The stock of Cummins India, which makes diesel and natural gas engines, was up 6 per cent since its lows last month after a better-than-expected December quarter performance. A record showing in the quarter led to upward revisions in the earnings estimates of 6-11 per cent for 2021-22 (FY22) and FY23.
Revenues in the quarter for the capital goods major was up 22 per cent over the year-ago quarter. This was led by a 23 per cent uptick in the domestic business and 18 per cent growth in exports. The realisations in exports, which accounted for 26 per cent of revenues, were higher than in the domestic market. The company highlighted that growth was led by demand from data centres, commercial real estate, infrastructure, health care, and manufacturing.
Despite commodity price pressures, Cummins India was able to limit the same at the operating level. While gross margins were down 232 basis points (bps) year-on-year (YoY) to 33.6 per cent due to higher raw material prices and supply-chain issues, the hit to the operating profit margin was contained at 129 bps to 15.6 per due to price hikes, cost controls, and localisation.
Over the nine-month period in FY22, the company’s revenues are up 50 per cent YoY, while operating margins have improved 56 bps.
The company expects the supply-chain situation to ease gradually, with near-term challenges to remain on the back of shortages related to semiconductor chips, critical parts, and material.
The management expects growth to revive in FY23, aided by new launches for railways, higher demand for construction equipment, and steady growth in mining and marine segments.

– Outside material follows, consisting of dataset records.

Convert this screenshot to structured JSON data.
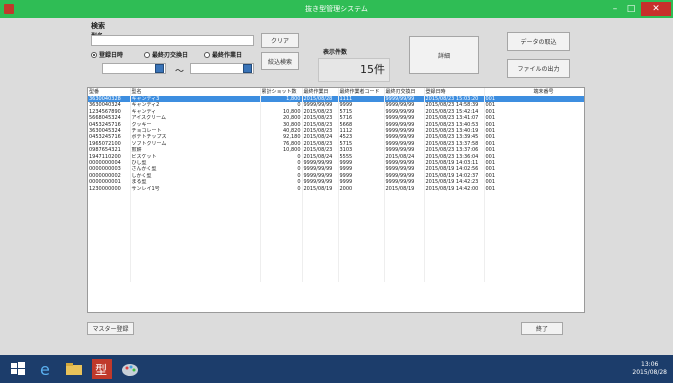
{
  "window": {
    "title": "抜き型管理システム"
  },
  "search": {
    "section_label": "検索",
    "type_label": "型名",
    "type_value": "",
    "radios": [
      {
        "label": "登録日時",
        "checked": true
      },
      {
        "label": "最終刃交換日",
        "checked": false
      },
      {
        "label": "最終作業日",
        "checked": false
      }
    ],
    "date_from": "",
    "date_to": "",
    "tilde": "～",
    "clear_label": "クリア",
    "refine_label": "絞込検索",
    "count_label": "表示件数",
    "count_value": "15件",
    "detail_label": "詳細",
    "import_label": "データの取込",
    "export_label": "ファイルの出力"
  },
  "table": {
    "columns": [
      "型番",
      "型名",
      "累計ショット数",
      "最終作業日",
      "最終作業者コード",
      "最終刃交換日",
      "登録日時",
      "端末番号"
    ],
    "rows": [
      [
        "3630040328",
        "キャンディ3",
        "1,800",
        "2015/08/28",
        "1111",
        "9999/99/99",
        "2015/08/23 15:03:20",
        "001"
      ],
      [
        "3630040324",
        "キャンディ2",
        "0",
        "9999/99/99",
        "9999",
        "9999/99/99",
        "2015/08/23 14:58:39",
        "001"
      ],
      [
        "1234567890",
        "キャンディ",
        "10,800",
        "2015/08/23",
        "5715",
        "9999/99/99",
        "2015/08/23 15:42:14",
        "001"
      ],
      [
        "5668045324",
        "アイスクリーム",
        "20,800",
        "2015/08/23",
        "5716",
        "9999/99/99",
        "2015/08/23 13:41:07",
        "001"
      ],
      [
        "0453245716",
        "クッキー",
        "30,800",
        "2015/08/23",
        "5668",
        "9999/99/99",
        "2015/08/23 13:40:53",
        "001"
      ],
      [
        "3630045324",
        "チョコレート",
        "40,820",
        "2015/08/23",
        "1112",
        "9999/99/99",
        "2015/08/23 13:40:19",
        "001"
      ],
      [
        "0453245716",
        "ポテトチップス",
        "92,180",
        "2015/08/24",
        "4523",
        "9999/99/99",
        "2015/08/23 13:39:45",
        "001"
      ],
      [
        "1965072100",
        "ソフトクリーム",
        "76,800",
        "2015/08/23",
        "5715",
        "9999/99/99",
        "2015/08/23 13:37:58",
        "001"
      ],
      [
        "0987654321",
        "煎餅",
        "10,800",
        "2015/08/23",
        "3103",
        "9999/99/99",
        "2015/08/23 13:37:06",
        "001"
      ],
      [
        "1947110200",
        "ビスケット",
        "0",
        "2015/08/24",
        "5555",
        "2015/08/24",
        "2015/08/23 13:36:04",
        "001"
      ],
      [
        "0000000004",
        "ひし型",
        "0",
        "9999/99/99",
        "9999",
        "9999/99/99",
        "2015/08/19 14:03:11",
        "001"
      ],
      [
        "0000000003",
        "さんかく型",
        "0",
        "9999/99/99",
        "9999",
        "9999/99/99",
        "2015/08/19 14:02:56",
        "001"
      ],
      [
        "0000000002",
        "しかく型",
        "0",
        "9999/99/99",
        "9999",
        "9999/99/99",
        "2015/08/19 14:02:37",
        "001"
      ],
      [
        "0000000001",
        "まる型",
        "0",
        "9999/99/99",
        "9999",
        "9999/99/99",
        "2015/08/19 14:42:23",
        "001"
      ],
      [
        "1230000000",
        "サンレイ1号",
        "0",
        "2015/08/19",
        "2000",
        "2015/08/19",
        "2015/08/19 14:42:00",
        "001"
      ]
    ],
    "selected_row": 0,
    "empty_rows": 14
  },
  "footer": {
    "master_label": "マスター登録",
    "exit_label": "終了"
  },
  "taskbar": {
    "icons": [
      "windows-start-icon",
      "ie-icon",
      "file-explorer-icon",
      "app-kata-icon",
      "paint-icon"
    ],
    "time": "13:06",
    "date": "2015/08/28"
  },
  "colors": {
    "titlebar": "#2fbd55",
    "selection": "#3d8ee0",
    "taskbar": "#1c3d6b"
  }
}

The company’s strong performance over the past few years has come after the 15 per cent revenue growth over 2012-13 through FY20, but flat profits due to severe competition and absence of broad-based growth. But this seems to be changing.
Say Aditya Mongia and Teena Virmani of Kotak Institutional Equities: “The company has reported over 50 per cent higher operating profit versus pre-Covid run rate, making it the best performer in our capital goods coverage, along with Carborundum Universal. This has been driven by a fairly broad-based growth across key business segments, localisation, and operating leverage-driven margin expansion.”
Brokerages are, however, split on the company’s prospects, given the competitive environment, challenges after the implementation of new pollution norms, and the ability to sustain cost savings and consequently margins.
The first hurdle is the implementation of the Central Pollution Control Board norms (CPCB IV) from July 2023 and the challenge of passing on the higher costs to customers.
Highlighting this, Nomura Research points out that the CPCB II norm changeover in FY16 costs increased 10 per cent, but due to stiff competition in a price-sensitive market, gross margins declined over FY16-20. Even the relatively less price-sensitive US market witnessed margin and volume contraction when the Environment (Protection) Act IV norms (similar to CPCB emission control norms) were implemented in 2015.
Further, the Ministry of Power’s draft amendment, discouraging the use of diesel generator sets, clouds the company’s medium-growth outlook, according to Jefferies Research. Highlighting the danger of growth optimism, the brokerage points out, “Gross block rose fourfold in 2008-09 through 2018-19, while sales is up only 1.7x. We believe the expansion plans factored in stronger domestic and export growth, compared to the reality that panned out. Return ratios will bear the brunt of the demand overestimation, capping return-on-equity to 18 per cent levels despite recovery in FY22.”
Countering this, Kotak Research believes that stiffer emission norms in the power generation segment from July 2023 will further dent the ability of its peers to compete on price. The company, according to the brokerage, expects to gain market share and envisages this to be an operating profit-neutral or positive development. Further, analysts point out that the company is leveraging its scale, improving levels of localisation, and mixing the benefit of exports to cement a meaningful lead versus competition.
The other factor the Street will watch out for is the ability to contain costs. Nomura Research says that the current levels of other expenses below 9 per cent of sales are too low and unsustainable in the longer run.
At the current price, the stock, which has generated single-digit returns over the past year, is trading at 30x its FY23 earnings estimates. Given the multiple headwinds, investors should await revenue and margin improvement over the next few quarters before considering the stock.